Noori showed atropine was detected with high precision in the cornea, iris and, particularly, on the inner retinal layers and choroid, where a significant amount more was detected than in the anterior structures. This leads to the postulation that since myopia progression is often the result of a lengthening of the eye, atropine may work by binding to receptors that alter or reduce this process.
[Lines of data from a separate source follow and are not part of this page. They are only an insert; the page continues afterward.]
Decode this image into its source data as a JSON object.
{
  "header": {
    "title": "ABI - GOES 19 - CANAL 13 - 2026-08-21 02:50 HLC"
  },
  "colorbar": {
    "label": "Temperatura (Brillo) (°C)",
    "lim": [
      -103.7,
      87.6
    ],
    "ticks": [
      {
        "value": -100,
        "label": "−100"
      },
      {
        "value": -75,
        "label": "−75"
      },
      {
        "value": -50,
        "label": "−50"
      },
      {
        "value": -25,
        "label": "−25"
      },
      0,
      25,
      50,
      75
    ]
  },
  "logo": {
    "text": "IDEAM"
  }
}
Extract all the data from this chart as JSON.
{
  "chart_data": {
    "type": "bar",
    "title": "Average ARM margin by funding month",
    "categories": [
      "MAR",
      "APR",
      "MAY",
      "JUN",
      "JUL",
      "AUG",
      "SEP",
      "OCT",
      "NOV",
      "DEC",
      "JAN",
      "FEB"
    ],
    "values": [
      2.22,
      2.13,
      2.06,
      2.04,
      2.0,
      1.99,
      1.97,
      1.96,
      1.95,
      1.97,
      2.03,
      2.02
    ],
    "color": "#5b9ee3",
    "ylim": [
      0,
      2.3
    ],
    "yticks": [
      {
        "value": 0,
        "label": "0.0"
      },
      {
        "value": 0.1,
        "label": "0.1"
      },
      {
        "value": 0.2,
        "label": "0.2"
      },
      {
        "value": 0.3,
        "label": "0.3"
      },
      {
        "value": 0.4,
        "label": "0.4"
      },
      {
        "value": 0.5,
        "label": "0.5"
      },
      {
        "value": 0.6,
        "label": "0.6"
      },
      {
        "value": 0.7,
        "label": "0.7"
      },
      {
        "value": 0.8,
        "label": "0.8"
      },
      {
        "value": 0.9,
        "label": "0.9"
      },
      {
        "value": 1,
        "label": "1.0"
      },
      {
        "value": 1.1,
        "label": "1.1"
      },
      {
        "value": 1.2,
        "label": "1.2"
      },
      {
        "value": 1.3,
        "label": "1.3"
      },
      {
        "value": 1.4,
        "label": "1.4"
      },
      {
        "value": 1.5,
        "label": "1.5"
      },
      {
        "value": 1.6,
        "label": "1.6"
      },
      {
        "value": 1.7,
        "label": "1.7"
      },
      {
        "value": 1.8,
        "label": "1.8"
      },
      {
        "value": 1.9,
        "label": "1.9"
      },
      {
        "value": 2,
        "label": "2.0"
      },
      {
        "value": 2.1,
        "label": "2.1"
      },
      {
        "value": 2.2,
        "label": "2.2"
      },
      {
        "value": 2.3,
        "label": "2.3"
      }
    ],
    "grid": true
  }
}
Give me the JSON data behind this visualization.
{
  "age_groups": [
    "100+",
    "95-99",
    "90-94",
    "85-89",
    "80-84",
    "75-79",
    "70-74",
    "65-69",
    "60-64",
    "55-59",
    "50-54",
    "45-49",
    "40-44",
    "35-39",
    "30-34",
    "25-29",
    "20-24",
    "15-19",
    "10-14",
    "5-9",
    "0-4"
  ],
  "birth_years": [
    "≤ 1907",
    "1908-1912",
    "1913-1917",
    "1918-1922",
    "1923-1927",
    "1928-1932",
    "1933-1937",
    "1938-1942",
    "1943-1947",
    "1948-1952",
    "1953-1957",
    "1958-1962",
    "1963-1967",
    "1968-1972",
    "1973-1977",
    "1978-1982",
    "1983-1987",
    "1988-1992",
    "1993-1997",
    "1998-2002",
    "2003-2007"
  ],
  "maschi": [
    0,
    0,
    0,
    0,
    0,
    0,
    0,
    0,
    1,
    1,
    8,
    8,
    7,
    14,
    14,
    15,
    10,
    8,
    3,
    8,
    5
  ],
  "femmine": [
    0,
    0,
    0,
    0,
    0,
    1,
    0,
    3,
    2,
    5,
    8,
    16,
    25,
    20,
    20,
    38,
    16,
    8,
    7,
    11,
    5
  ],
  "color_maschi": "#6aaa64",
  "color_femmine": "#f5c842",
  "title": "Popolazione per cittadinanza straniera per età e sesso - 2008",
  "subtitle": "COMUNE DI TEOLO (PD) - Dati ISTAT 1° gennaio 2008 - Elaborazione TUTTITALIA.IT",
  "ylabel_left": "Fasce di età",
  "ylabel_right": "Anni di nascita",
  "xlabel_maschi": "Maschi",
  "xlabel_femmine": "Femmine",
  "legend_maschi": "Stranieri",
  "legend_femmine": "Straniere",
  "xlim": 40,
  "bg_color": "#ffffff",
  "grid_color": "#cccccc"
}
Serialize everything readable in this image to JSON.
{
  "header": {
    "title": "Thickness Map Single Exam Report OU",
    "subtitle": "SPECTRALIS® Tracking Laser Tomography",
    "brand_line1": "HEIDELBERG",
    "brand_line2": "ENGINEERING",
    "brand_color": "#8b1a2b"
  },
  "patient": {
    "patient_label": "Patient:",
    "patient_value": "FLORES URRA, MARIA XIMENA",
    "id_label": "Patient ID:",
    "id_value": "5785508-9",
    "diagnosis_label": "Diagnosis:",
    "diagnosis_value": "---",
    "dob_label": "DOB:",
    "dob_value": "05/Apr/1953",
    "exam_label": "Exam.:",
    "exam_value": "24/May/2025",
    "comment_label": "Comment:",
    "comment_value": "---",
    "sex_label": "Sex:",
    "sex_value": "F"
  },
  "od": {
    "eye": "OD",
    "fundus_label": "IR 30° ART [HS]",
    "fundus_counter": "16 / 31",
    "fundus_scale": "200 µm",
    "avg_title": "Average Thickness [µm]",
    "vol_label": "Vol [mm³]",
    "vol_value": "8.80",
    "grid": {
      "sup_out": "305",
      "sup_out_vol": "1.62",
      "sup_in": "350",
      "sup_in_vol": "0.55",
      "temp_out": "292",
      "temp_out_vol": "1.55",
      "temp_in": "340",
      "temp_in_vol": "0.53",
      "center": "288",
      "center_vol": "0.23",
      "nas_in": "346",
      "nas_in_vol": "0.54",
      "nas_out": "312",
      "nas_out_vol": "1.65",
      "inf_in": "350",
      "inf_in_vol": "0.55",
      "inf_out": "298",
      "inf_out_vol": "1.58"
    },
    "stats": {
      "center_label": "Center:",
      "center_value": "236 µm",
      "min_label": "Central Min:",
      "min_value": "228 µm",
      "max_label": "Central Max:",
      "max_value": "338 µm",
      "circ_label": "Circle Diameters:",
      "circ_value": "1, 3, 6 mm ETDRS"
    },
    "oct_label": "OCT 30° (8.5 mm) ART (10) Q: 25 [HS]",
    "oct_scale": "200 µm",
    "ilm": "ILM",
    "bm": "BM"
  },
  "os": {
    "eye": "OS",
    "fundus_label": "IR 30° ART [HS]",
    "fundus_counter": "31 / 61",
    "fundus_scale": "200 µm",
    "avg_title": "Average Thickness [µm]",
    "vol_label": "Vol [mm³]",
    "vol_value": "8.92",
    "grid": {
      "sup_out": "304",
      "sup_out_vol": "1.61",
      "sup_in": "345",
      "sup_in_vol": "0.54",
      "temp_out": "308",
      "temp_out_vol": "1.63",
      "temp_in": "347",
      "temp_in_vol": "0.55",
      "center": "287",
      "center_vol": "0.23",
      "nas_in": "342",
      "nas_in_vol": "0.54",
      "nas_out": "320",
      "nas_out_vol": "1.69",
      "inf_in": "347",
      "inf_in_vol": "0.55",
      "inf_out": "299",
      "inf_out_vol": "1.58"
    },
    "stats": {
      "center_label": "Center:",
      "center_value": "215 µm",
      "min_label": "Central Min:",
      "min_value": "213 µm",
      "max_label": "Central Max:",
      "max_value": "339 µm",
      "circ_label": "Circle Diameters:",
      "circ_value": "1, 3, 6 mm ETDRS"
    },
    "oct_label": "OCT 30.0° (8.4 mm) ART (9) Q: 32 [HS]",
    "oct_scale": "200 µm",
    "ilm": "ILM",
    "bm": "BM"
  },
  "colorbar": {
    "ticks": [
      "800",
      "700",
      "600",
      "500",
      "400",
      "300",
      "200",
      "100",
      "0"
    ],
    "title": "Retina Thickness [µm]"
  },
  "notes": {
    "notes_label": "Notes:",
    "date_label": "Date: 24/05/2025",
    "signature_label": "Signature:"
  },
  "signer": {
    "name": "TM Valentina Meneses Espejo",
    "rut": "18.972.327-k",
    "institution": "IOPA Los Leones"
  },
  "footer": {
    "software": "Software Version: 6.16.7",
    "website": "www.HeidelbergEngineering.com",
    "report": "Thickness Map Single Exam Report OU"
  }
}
Study tissue was exposed to atropine in incubation to ensure all the tissue was exposed simultaneously and for the same amount of time which, of course, is different to atropine drop use in live human eyes, but nevertheless the research revealed some interesting findings.

Regulating glutathione

The judges awarded third prize to third-year BSc student Pebble Varela for her work on the role of circadian clocks in glutathione regulation, depletion of which has implications for the formation of cataracts in the human lens.

Glutathione aids in antioxidative defence and BMAL1 proteins, known to be found in the lens, have been shown to be sensitive to circadian rhythm. Is there potential to harness circadian rhythms as an endogenous mechanism for prevention of cataract formation? Varela reported her study showed BMAL1 expression does not appear to change at different times over a 24-hour period, but the lens may contain a circadian clock that can determine antioxidant levels.

Other highlights

A prize for the most amusing presentation of the evening should go to Nikita Noord, who showed that females produce more limbal stem cells than males and female stem cells repel male stem cells. Male cells will interact with male cells but move away from the advance of female cells – food for thought at donor selection!

Most of the summer school scholars’ projects were funded by the University of Auckland with additional project support from the Tom Cat Trust, the NZAO, Retina NZ and the Paul Dunlop Memorial Research Scholarship. Paul Dunlop was a stalwart of optometry who was lost to us in the Christchurch earthquake as he was working on restoring one of New Zealand's oldest and smallest pipe organs. It was particularly fitting then that the recipient of this year’s Paul Dunlop memorial scholarship was Linda Zhou, who presented on orientation dependent amblyopic suppression; amblyopia being a topic Dunlop had a special interest in.

Naomi Meltzer is an Auckland-based optometrist, specialising in low vision consultation and support.